Biography
Associate Professor, Carleton University (2022 - present)
Assistant Professor, Carleton University (2017 - 2022)
Chamberlain Fellow and NSERC PDF, Lawrence Berkeley National Laboratory (2014 - 2017)
Ph.D. Physics, University of British Columbia and TRIUMF (2008 - 2014)
Vanier Canada Graduate Scholar (2011 - 2014)
B.Sc. Physique, Université Laval (2005 - 2008)
I have joined the faculty at Carleton University in August 2017, in experimental particle physics within the Arthur B. McDonald Canadian Astroparticle Physics Research Institute. I work on large-scale low-background experiments at SNOLAB, including the search for dark matter with DEAP-3600 and future liquid argon experiments, and the search for neutrinoless double beta decay with nEXO. I served as Analysis Coordinator for DEAP-3600 in 2019-2023, with responsibility for all aspects of data analysis, including data processing, simulations, event reconstruction, searches and measurements.
Prior to joining the Department of Physics at Carleton, I was a member of the ATLAS Experiment at the Large Hadron Collider, CERN. During my PhD, I participated in searches for new particles decaying to muons and electrons in the final state, such as new gauge bosons (force-carrying particles) and the Higgs boson. My research supervisors were Colin Gay (UBC) and Oliver Stelzer-Chilton (TRIUMF).

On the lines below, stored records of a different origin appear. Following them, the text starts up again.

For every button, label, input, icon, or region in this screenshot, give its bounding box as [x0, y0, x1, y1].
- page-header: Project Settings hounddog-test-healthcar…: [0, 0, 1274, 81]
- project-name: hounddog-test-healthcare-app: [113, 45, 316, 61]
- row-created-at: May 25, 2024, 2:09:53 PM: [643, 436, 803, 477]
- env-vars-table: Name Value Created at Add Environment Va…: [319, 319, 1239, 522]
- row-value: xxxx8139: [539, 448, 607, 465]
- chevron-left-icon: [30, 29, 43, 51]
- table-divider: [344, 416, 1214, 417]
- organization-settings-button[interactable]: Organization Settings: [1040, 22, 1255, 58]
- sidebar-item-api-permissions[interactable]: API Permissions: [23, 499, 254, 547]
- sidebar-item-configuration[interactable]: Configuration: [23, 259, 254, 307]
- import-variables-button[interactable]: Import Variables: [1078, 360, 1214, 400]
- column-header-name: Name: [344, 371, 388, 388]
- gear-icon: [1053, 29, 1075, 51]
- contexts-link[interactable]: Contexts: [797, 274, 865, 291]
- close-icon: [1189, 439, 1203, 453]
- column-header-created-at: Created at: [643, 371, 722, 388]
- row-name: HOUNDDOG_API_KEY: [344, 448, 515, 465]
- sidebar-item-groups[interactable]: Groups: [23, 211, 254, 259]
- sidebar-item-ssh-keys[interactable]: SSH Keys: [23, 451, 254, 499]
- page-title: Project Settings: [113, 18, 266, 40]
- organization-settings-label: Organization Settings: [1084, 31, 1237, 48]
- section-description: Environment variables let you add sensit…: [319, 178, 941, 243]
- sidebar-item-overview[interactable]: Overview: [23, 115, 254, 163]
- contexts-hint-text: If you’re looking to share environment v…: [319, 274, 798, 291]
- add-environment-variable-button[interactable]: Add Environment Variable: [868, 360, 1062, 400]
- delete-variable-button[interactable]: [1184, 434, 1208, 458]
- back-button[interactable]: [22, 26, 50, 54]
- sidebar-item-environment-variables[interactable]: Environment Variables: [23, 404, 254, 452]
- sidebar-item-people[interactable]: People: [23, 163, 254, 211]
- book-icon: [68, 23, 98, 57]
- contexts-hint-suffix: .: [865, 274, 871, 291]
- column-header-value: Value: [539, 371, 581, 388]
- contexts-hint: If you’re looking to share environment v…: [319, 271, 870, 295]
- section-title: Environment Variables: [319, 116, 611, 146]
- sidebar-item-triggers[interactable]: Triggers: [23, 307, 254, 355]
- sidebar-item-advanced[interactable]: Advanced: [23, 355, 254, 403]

Then, at Lawrence Berkeley National Laboratory I researched future upgrades to the inner tracking detector of ATLAS, in preparation for operation at the High-Luminosity Large Hadron Collider. I served as convener of the simulation and performance group contributing to the design of this new detector, and as release coordinator for ATLAS Upgrade software, in addition to testing detector prototypes. I also worked on developing algorithms to identify boosted Higgs bosons decaying to b-quark pairs.